La fuga. Quando le forze dell’ordine fecero la terribile scoperta, Giulio Caria aveva già lasciato Bologna. Il muratore si era imbarcato su una nave diretta in Sardegna. L’uomo aveva deciso di tornare a casa, in Gallura. E qui, in una zona di campagna vicino a Padru, venne arrestato il 29 giugno. Da quel giorno l’uomo non ha mai lasciato il carcere.
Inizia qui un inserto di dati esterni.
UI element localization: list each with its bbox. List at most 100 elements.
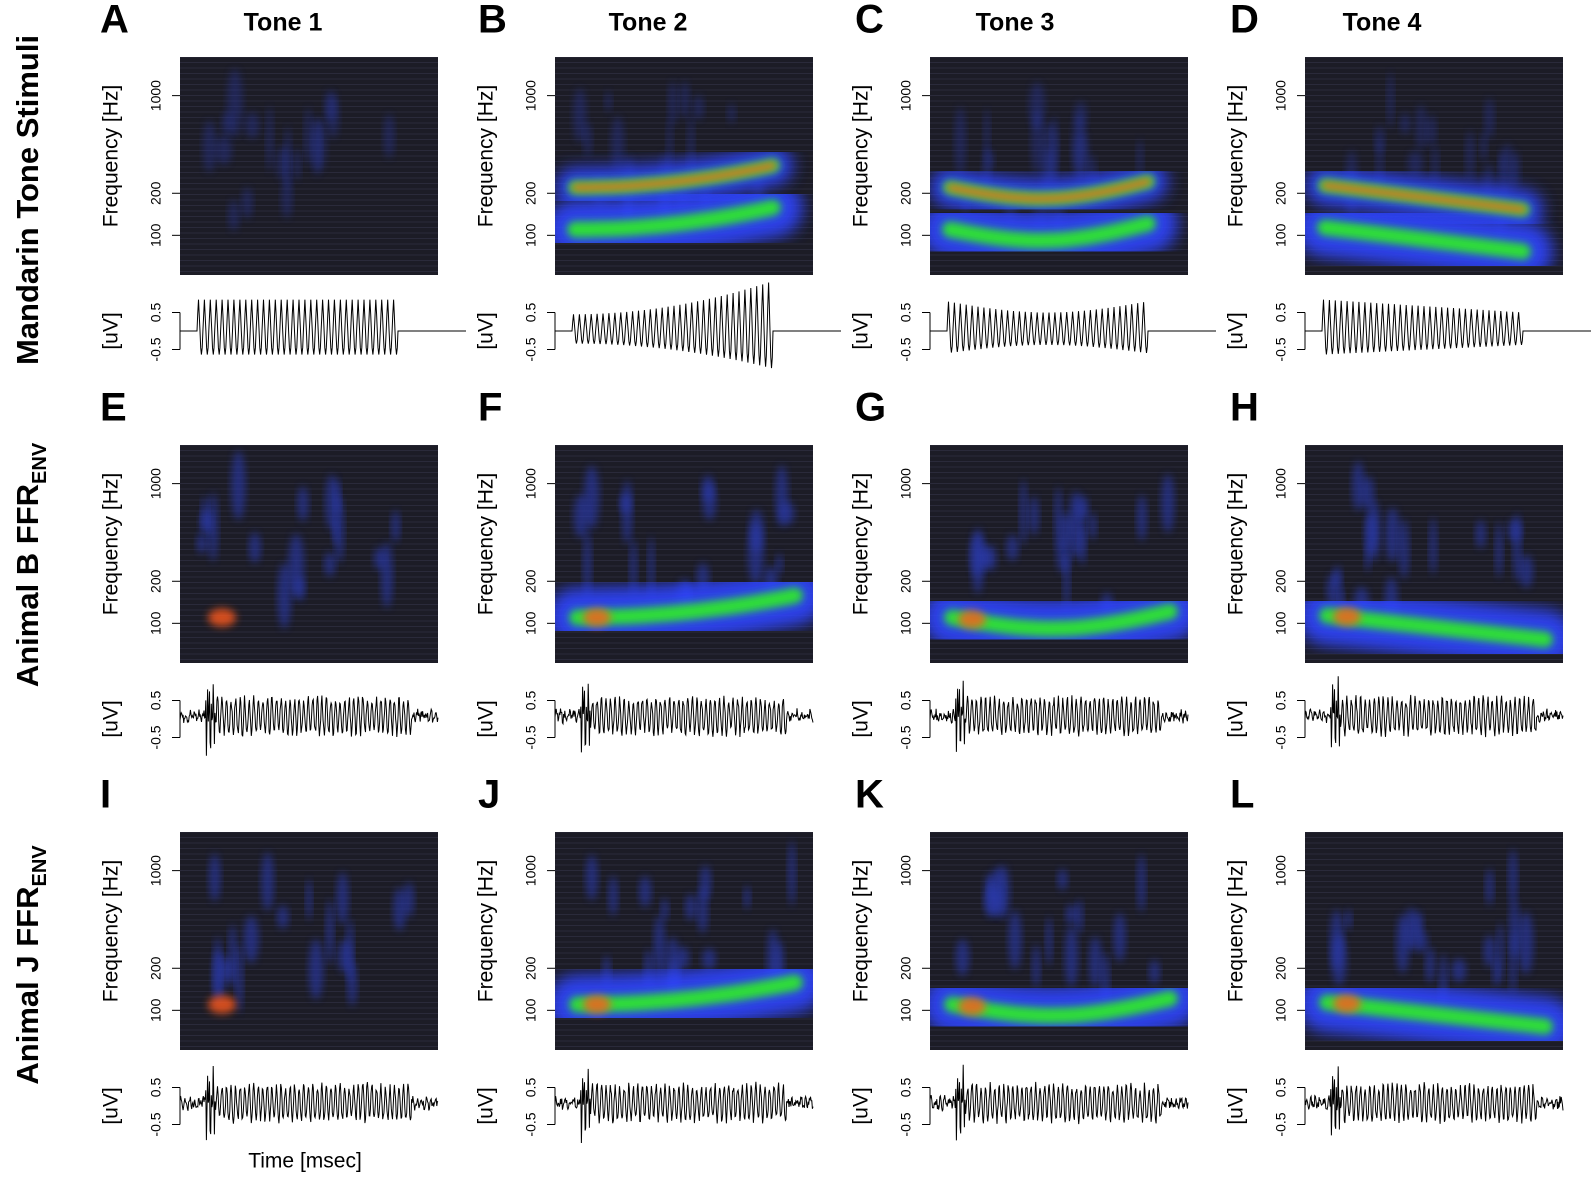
haze: [648, 536, 655, 601]
haze: [1404, 907, 1419, 951]
amp-axis-label: [uV]: [850, 700, 873, 737]
column-title: Tone 4: [1343, 9, 1422, 37]
y-axis-label: Frequency [Hz]: [100, 473, 123, 615]
haze: [1496, 922, 1504, 985]
y-tick-label: 100: [1273, 611, 1289, 635]
haze: [702, 948, 716, 971]
amp-tick-label: -0.5: [148, 1112, 164, 1136]
haze: [1429, 517, 1437, 575]
haze: [1519, 554, 1534, 588]
haze: [1113, 912, 1126, 962]
energy-band: [944, 603, 1178, 637]
waveform: [555, 282, 841, 369]
haze: [1029, 495, 1039, 536]
amp-tick-label: 0.5: [1273, 691, 1289, 711]
y-tick-label: 1000: [1273, 468, 1289, 499]
spectrogram: [930, 832, 1188, 1050]
panel-letter: G: [855, 386, 886, 430]
y-tick-label: 100: [898, 611, 914, 635]
haze: [221, 111, 233, 137]
haze: [971, 527, 984, 594]
amp-tick-label: -0.5: [523, 725, 539, 749]
energy-band: [942, 215, 1156, 249]
waveform: [179, 684, 439, 756]
y-tick-label: 200: [523, 956, 539, 980]
y-axis-label: Frequency [Hz]: [850, 860, 873, 1002]
y-tick-label: 200: [523, 569, 539, 593]
amp-tick-label: -0.5: [1273, 725, 1289, 749]
y-tick-label: 1000: [523, 468, 539, 499]
amp-tick-label: -0.5: [1273, 1112, 1289, 1136]
row-label-subscript: ENV: [29, 442, 51, 484]
y-axis-label: Frequency [Hz]: [100, 860, 123, 1002]
row-label-subscript: ENV: [29, 845, 51, 887]
amp-tick-label: 0.5: [523, 303, 539, 323]
haze: [304, 107, 313, 166]
y-tick-label: 1000: [148, 855, 164, 886]
panel-letter: I: [100, 773, 111, 817]
waveform: [929, 1064, 1189, 1141]
panel-letter: D: [1230, 0, 1259, 42]
waveform: [929, 680, 1189, 752]
haze: [619, 493, 631, 514]
panel-letter: J: [478, 773, 500, 817]
amp-tick-label: -0.5: [523, 337, 539, 361]
haze: [680, 80, 690, 119]
panel-letter: K: [855, 773, 884, 817]
haze: [1415, 104, 1426, 150]
y-tick-label: 200: [1273, 956, 1289, 980]
y-tick-label: 200: [898, 569, 914, 593]
y-tick-label: 100: [1273, 998, 1289, 1022]
haze: [985, 888, 1001, 916]
y-tick-label: 100: [523, 998, 539, 1022]
row-label-text: Animal J FFR: [10, 887, 45, 1085]
haze: [1407, 150, 1423, 177]
y-tick-label: 100: [148, 998, 164, 1022]
haze: [666, 117, 673, 176]
haze: [1054, 486, 1063, 551]
y-tick-label: 100: [523, 611, 539, 635]
column-title: Tone 2: [609, 9, 688, 37]
haze: [208, 492, 218, 562]
energy-band: [1321, 182, 1527, 213]
amp-axis-label: [uV]: [475, 700, 498, 737]
haze: [611, 115, 625, 173]
haze: [1509, 931, 1517, 995]
haze: [1480, 131, 1488, 162]
haze: [231, 450, 246, 521]
y-tick-label: 100: [148, 223, 164, 247]
haze: [1475, 519, 1486, 549]
haze: [954, 106, 966, 177]
y-tick-label: 1000: [148, 80, 164, 111]
hotspot: [958, 997, 986, 1016]
haze: [1059, 513, 1072, 547]
haze: [1332, 565, 1342, 587]
amp-tick-label: 0.5: [523, 691, 539, 711]
haze: [1518, 911, 1534, 975]
haze: [393, 887, 406, 931]
panel-letter: H: [1230, 386, 1259, 430]
haze: [608, 875, 618, 916]
energy-band: [944, 990, 1178, 1024]
waveform: [554, 1068, 814, 1144]
haze: [1387, 71, 1394, 129]
haze: [639, 875, 652, 908]
haze: [1507, 518, 1522, 542]
spectrogram: [1305, 445, 1563, 663]
y-tick-label: 100: [1273, 223, 1289, 247]
haze: [1065, 904, 1077, 925]
haze: [1500, 143, 1515, 200]
y-tick-label: 200: [898, 181, 914, 205]
haze: [779, 501, 795, 526]
haze: [1032, 944, 1041, 989]
spectrogram: [180, 832, 438, 1050]
haze: [685, 893, 697, 921]
panel-letter: B: [478, 0, 507, 42]
spectrogram: [555, 832, 813, 1050]
amp-axis-label: [uV]: [100, 312, 123, 349]
haze: [668, 81, 678, 126]
haze: [1137, 853, 1146, 913]
haze: [1008, 910, 1022, 970]
y-tick-label: 200: [148, 181, 164, 205]
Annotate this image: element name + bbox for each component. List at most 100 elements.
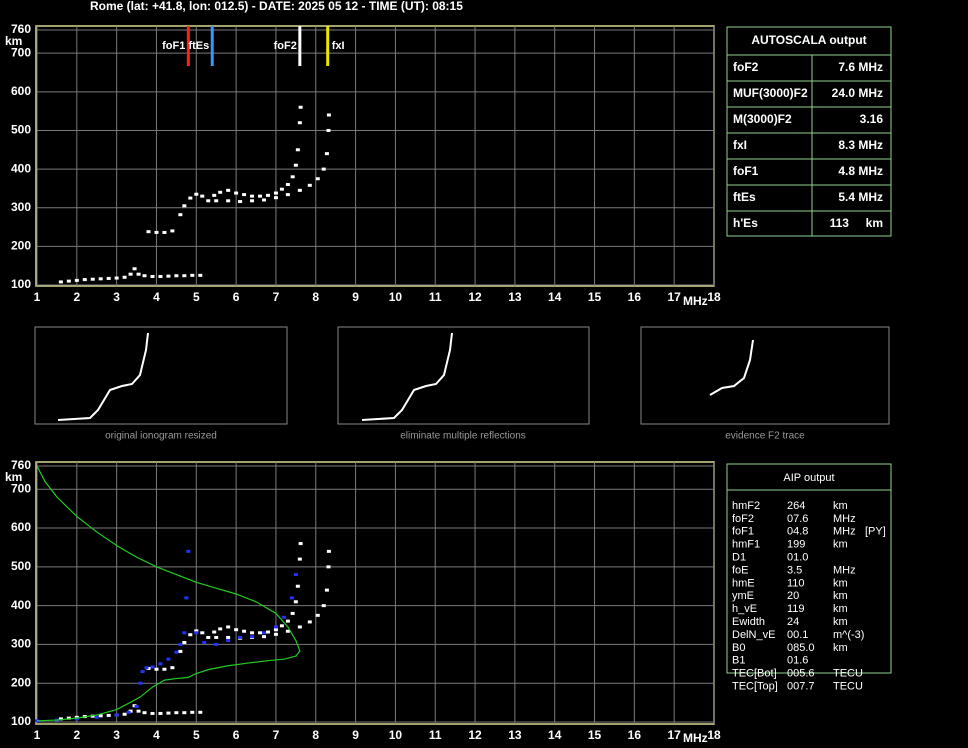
x-tick-label: 17 [667, 728, 681, 742]
aip-cell: MHz [833, 526, 856, 538]
trace-point [293, 163, 298, 167]
y-axis-label: km [5, 34, 22, 48]
trace-point [273, 632, 278, 636]
y-tick-label: 500 [11, 559, 31, 573]
y-axis-label: km [5, 470, 22, 484]
trace-point [182, 274, 187, 278]
x-tick-label: 12 [468, 290, 482, 304]
aip-cell: TECU [833, 681, 863, 693]
trace-point [150, 275, 155, 278]
x-axis-label: MHz [683, 294, 708, 308]
thumbnail-trace [361, 332, 453, 421]
trace-point [162, 230, 167, 234]
trace-point [194, 192, 199, 196]
trace-point [261, 631, 266, 635]
aip-cell: TECU [833, 668, 863, 680]
trace-point [158, 711, 163, 715]
trace-point [188, 196, 193, 200]
trace-point [321, 167, 326, 171]
aip-cell: ymE [732, 590, 754, 602]
x-tick-label: 17 [667, 290, 681, 304]
plot-frame [35, 25, 715, 287]
x-tick-label: 2 [73, 290, 80, 304]
trace-point [238, 635, 243, 639]
trace-point [74, 715, 79, 719]
trace-point [324, 152, 329, 156]
trace-point [66, 279, 71, 283]
aip-cell: 07.6 [787, 513, 808, 525]
aip-cell: hmF1 [732, 539, 760, 551]
aip-cell: foF1 [732, 526, 754, 538]
y-tick-label: 300 [11, 200, 31, 214]
aip-cell: 3.5 [787, 564, 802, 576]
trace-point [279, 624, 284, 628]
trace-point [279, 187, 284, 191]
trace-point [307, 183, 312, 187]
aip-cell: km [833, 539, 848, 551]
y-tick-label: 760 [11, 22, 31, 36]
marker-label: fxI [332, 40, 345, 52]
trace-point [250, 199, 255, 203]
x-tick-label: 7 [273, 290, 280, 304]
table-title: AIP output [783, 472, 834, 484]
plot-frame [35, 461, 715, 725]
trace-point [218, 190, 223, 194]
trace-point [326, 565, 331, 569]
row-value: 5.4 MHz [838, 190, 883, 204]
trace-point [154, 667, 159, 671]
x-tick-label: 4 [153, 290, 160, 304]
header: Rome (lat: +41.8, lon: 012.5) - DATE: 20… [90, 0, 463, 13]
trace-point [182, 640, 187, 644]
table-frame [726, 26, 892, 237]
autoscala-table: AUTOSCALA output foF2 7.6 MHz MUF(3000)F2 24… [726, 26, 892, 237]
aip-cell: km [833, 603, 848, 615]
row-value: 8.3 MHz [838, 138, 883, 152]
trace-point [200, 631, 205, 635]
aip-table: AIP output hmF2 264 km foF2 07.6 MHz foF1 04.8 MH… [726, 463, 892, 693]
trace-point [154, 230, 159, 234]
x-tick-label: 12 [468, 728, 482, 742]
row-label: h'Es [733, 216, 758, 230]
aip-cell: MHz [833, 513, 856, 525]
trace-point [190, 273, 195, 277]
x-tick-label: 11 [429, 728, 442, 742]
x-tick-label: 6 [233, 728, 240, 742]
trace-point [250, 194, 255, 198]
trace-point [66, 716, 71, 720]
aip-cell: TEC[Top] [732, 681, 778, 693]
trace-point [58, 280, 63, 284]
trace-point [150, 665, 155, 669]
trace-point [295, 148, 300, 152]
trace-point [188, 633, 193, 637]
trace-point [242, 193, 247, 197]
trace-point [74, 717, 79, 721]
x-tick-label: 1 [34, 728, 41, 742]
row-label: ftEs [733, 190, 756, 204]
x-tick-label: 13 [508, 290, 522, 304]
trace-point [315, 613, 320, 617]
aip-cell: [PY] [865, 526, 886, 538]
x-tick-label: 9 [352, 290, 359, 304]
trace-point [261, 198, 266, 202]
trace-point [258, 194, 263, 198]
aip-cell: km [833, 500, 848, 512]
trace-point [214, 635, 219, 639]
y-tick-label: 700 [11, 45, 31, 59]
x-tick-label: 5 [193, 290, 200, 304]
trace-point [212, 630, 217, 634]
x-tick-label: 15 [588, 290, 602, 304]
y-tick-label: 400 [11, 598, 31, 612]
x-tick-label: 11 [429, 290, 442, 304]
y-tick-label: 500 [11, 123, 31, 137]
thumbnail-frame [640, 326, 890, 425]
x-tick-label: 6 [233, 290, 240, 304]
aip-cell: B1 [732, 655, 745, 667]
y-tick-label: 300 [11, 637, 31, 651]
trace-point [250, 631, 255, 635]
trace-point [174, 711, 179, 715]
x-tick-label: 3 [113, 728, 120, 742]
aip-cell: km [833, 642, 848, 654]
trace-point [132, 267, 137, 271]
trace-point [212, 193, 217, 197]
x-tick-label: 10 [389, 728, 403, 742]
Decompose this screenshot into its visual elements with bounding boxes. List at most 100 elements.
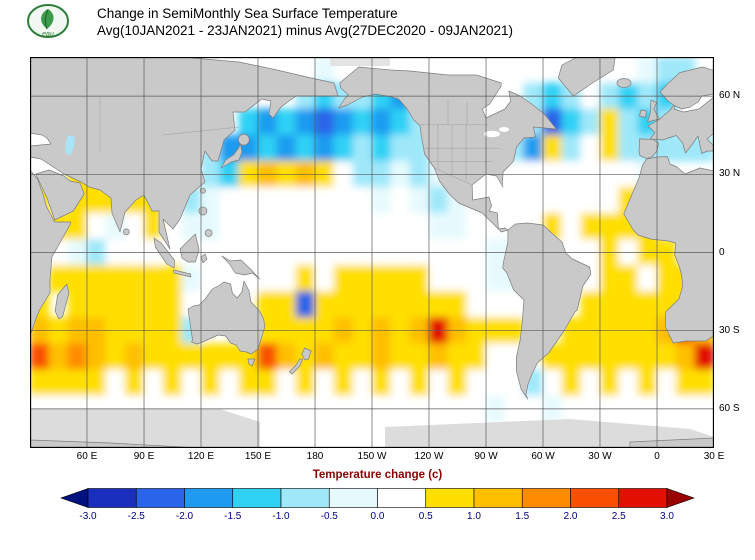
heatmap-cell (580, 108, 601, 136)
heatmap-cell (542, 369, 563, 397)
heatmap-cell (599, 134, 620, 162)
heatmap-cell (428, 265, 449, 292)
lon-axis-label: 180 (306, 451, 324, 462)
colorbar-tick-label: 3.0 (660, 511, 674, 522)
heatmap-cell (694, 369, 714, 397)
heatmap-cell (30, 369, 50, 397)
agency-logo: eau (27, 4, 69, 38)
heatmap-cell (618, 57, 639, 84)
heatmap-cell (162, 369, 183, 397)
lat-axis-label: 60 N (719, 90, 741, 102)
heatmap-cell (181, 213, 202, 240)
heatmap-cell (409, 186, 430, 214)
colorbar-tick-label: 1.5 (515, 511, 530, 522)
heatmap-cell (485, 343, 506, 371)
island-madagascar (54, 283, 70, 320)
heatmap-cell (238, 369, 259, 397)
heatmap-cell (105, 291, 126, 319)
colorbar-tick-label: -2.5 (127, 511, 145, 522)
heatmap-cell (276, 369, 297, 397)
heatmap-cell (238, 213, 259, 240)
heatmap-cell (485, 291, 506, 319)
colorbar-segment (521, 488, 571, 508)
heatmap-cell (257, 291, 278, 319)
heatmap-cell (352, 213, 373, 240)
logo-text: eau (42, 31, 54, 38)
landmass-africa-east (30, 169, 72, 335)
heatmap-cell (618, 108, 639, 136)
heatmap-cell (257, 369, 278, 397)
heatmap-cell (105, 343, 126, 371)
landmass-layer (30, 57, 714, 448)
colorbar-tick-label: 1.0 (467, 511, 481, 522)
colorbar-tick-label: -2.0 (175, 511, 194, 522)
heatmap-cell (390, 343, 411, 371)
heatmap-cell (675, 369, 696, 397)
island-mindanao (204, 229, 213, 237)
heatmap-cell (599, 265, 620, 292)
island-java (173, 269, 192, 278)
page-title: Change in SemiMonthly Sea Surface Temper… (97, 6, 398, 21)
island-new-guinea (221, 255, 260, 280)
heatmap-cell (447, 265, 468, 292)
heatmap-cell (295, 265, 316, 292)
heatmap-cell (390, 134, 411, 162)
heatmap-cell (219, 186, 240, 214)
lat-axis-label: 30 S (719, 324, 740, 336)
heatmap-cell (314, 57, 335, 84)
heatmap-cell (352, 343, 373, 371)
heatmap-cell (580, 369, 601, 397)
heatmap-cell (276, 291, 297, 319)
heatmap-cell (523, 186, 544, 214)
world-map (29, 56, 715, 449)
heatmap-cell (314, 291, 335, 319)
heatmap-cell (314, 186, 335, 214)
heatmap-cell (371, 108, 392, 136)
heatmap-cell (333, 134, 354, 162)
heatmap-cell (561, 369, 582, 397)
heatmap-cell (181, 265, 202, 292)
heatmap-cell (637, 343, 658, 371)
colorbar-segment (618, 488, 668, 508)
heatmap-cell (276, 134, 297, 162)
heatmap-cell (143, 213, 164, 240)
heatmap-cell (504, 291, 525, 319)
heatmap-cell (295, 213, 316, 240)
heatmap-cell (637, 291, 658, 319)
colorbar-segment (328, 488, 378, 508)
heatmap-cell (143, 265, 164, 292)
heatmap-cell (561, 186, 582, 214)
landmass-arabia (35, 169, 85, 221)
heatmap-cell (276, 186, 297, 214)
heatmap-cell (599, 291, 620, 319)
heatmap-cell (409, 291, 430, 319)
heatmap-cell (295, 134, 316, 162)
heatmap-cell (162, 343, 183, 371)
heatmap-cell (466, 265, 487, 292)
colorbar-segment (87, 488, 137, 508)
heatmap-cell (485, 369, 506, 397)
island-sumatra (153, 237, 175, 269)
colorbar-segment (425, 488, 475, 508)
heatmap-cell (409, 213, 430, 240)
world-map-svg (29, 56, 715, 449)
heatmap-cell (409, 343, 430, 371)
island-honshu (220, 143, 243, 169)
heatmap-cell (86, 213, 107, 240)
heatmap-cell (48, 343, 69, 371)
heatmap-cell (314, 108, 335, 136)
heatmap-cell (371, 213, 392, 240)
island-hokkaido (237, 133, 250, 146)
heatmap-cell (333, 186, 354, 214)
heatmap-cell (352, 291, 373, 319)
heatmap-cell (333, 265, 354, 292)
colorbar (60, 488, 695, 508)
lat-axis-label: 60 S (719, 402, 740, 414)
heatmap-cell (580, 343, 601, 371)
gridline-layer (30, 57, 714, 448)
lon-axis-label: 120 W (414, 451, 444, 462)
landmass-scandinavia (659, 66, 714, 110)
heatmap-cell (656, 369, 677, 397)
heatmap-cell (86, 186, 107, 214)
landmass-africa-west (623, 156, 714, 344)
La sentenza. Dopo due rinvii dovuti alle revoche dei difensori da parte dell'imputato, il processo di appello del “delitto del freezer” si è risolto in una mattinata. La sentenza oltre a ribadire la condanna a 30 anni di reclusione ha confermato anche i risarcimenti alle parti civili: i parenti della vittima, l'Unione donne italiane (Udi) e il Comune di Bologna. Il procuratore generale Carla Oliva, chiedendo la conferma della pena, ha parlato di «assoluta spregiudicatezza nell'allontanare Caramazza da amici, parenti e conoscenti», di una donna «isolata completamente» e di un compagno che, oltre ad aver «fatto man bassa del patrimonio di lei» approfittò «con freddezza dello stato di fragilità psichica in cui versava».